A third of Aussie women are retiring in poverty
Industry Super Australia (ISA) has told a Senate Inquiry that urgent changes must be made to tax concessions in order to close the gender cap, which shows that across the board women are retiring with 44 per cent less super than men, which is a startling finding to say the least!
The deputy director of the ISA Robbie Campo, said that a big reason for this is current superannuation settings are currently weighted against women, “These settings magnify rather than moderate gender differences in lifetimes earnings. For example, the persistent gender pay gap, currently at 18 per cent, blows out to a far worse gap in super savings of 44 per cent. We can’t afford a system that fails half of the population so badly.”
The submission from ISA recommended a raft of reforms which would extend as far as paying the super guarantee on parental leave and moderating current changes to the pension on a current means test.
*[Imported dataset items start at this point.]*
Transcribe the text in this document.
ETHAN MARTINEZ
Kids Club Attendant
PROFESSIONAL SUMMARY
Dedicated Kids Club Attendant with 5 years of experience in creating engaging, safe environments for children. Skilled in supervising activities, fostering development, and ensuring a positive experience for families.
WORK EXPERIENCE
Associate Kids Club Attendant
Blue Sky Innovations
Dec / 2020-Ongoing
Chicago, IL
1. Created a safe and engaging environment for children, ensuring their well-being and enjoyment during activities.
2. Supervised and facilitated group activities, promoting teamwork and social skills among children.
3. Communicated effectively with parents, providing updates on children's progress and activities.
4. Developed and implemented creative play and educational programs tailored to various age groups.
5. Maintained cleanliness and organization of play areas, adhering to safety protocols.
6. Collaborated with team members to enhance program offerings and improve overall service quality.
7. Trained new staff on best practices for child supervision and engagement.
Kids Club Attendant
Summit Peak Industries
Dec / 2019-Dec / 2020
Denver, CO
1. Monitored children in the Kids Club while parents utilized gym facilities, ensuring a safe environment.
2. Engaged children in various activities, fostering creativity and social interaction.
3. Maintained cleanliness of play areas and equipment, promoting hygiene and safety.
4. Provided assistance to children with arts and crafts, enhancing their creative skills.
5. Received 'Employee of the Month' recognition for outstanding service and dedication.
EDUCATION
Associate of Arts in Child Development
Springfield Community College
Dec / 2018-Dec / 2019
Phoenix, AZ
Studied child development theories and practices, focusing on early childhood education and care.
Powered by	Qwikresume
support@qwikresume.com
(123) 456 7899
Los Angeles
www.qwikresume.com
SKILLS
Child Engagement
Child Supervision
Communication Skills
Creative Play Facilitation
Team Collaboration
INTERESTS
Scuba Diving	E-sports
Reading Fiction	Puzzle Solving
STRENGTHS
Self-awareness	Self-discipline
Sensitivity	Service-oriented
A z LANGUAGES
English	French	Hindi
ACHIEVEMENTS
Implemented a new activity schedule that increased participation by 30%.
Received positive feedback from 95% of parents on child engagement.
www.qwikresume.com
Mr Campo said current tax concessions disproportionately benefitted top income earners, stating, “For instance, single men in the top 1 per cent of income earner gain the most from the system, benefitting from an estimated $2.8 million in tax concessions over their working lifetime. This supercharges their retirement income, even though they don’t need financial help to reach a comfortable standard. It makes no sense.”
There’s a huge need for reform and Australian women will continue to experience deep economic insecurity in retirement unless the government makes drastic changes to superannuation. The fact that women retirement with $142,000 less super than men and that 70 per cent of single, retired women rely on the full age pension is startling, but the most startling statistic is that 39 per cent of single, retiring women are living in poverty. And if ISA projections are anything to go by, the expected declining rates of home ownership will only make this worse.
And it can’t just be a matter on women relying on a partner in retirement. A third of women in retirement age actually aren’t in a relationship, while 40 per cent of people who are actually in a relationship have insufficient savings to retire.
The moral of the story is that there are some big problems with the superannuation, and something urgently has to be done to protect the people in the system that the current iteration of the superannuation system is letting down most.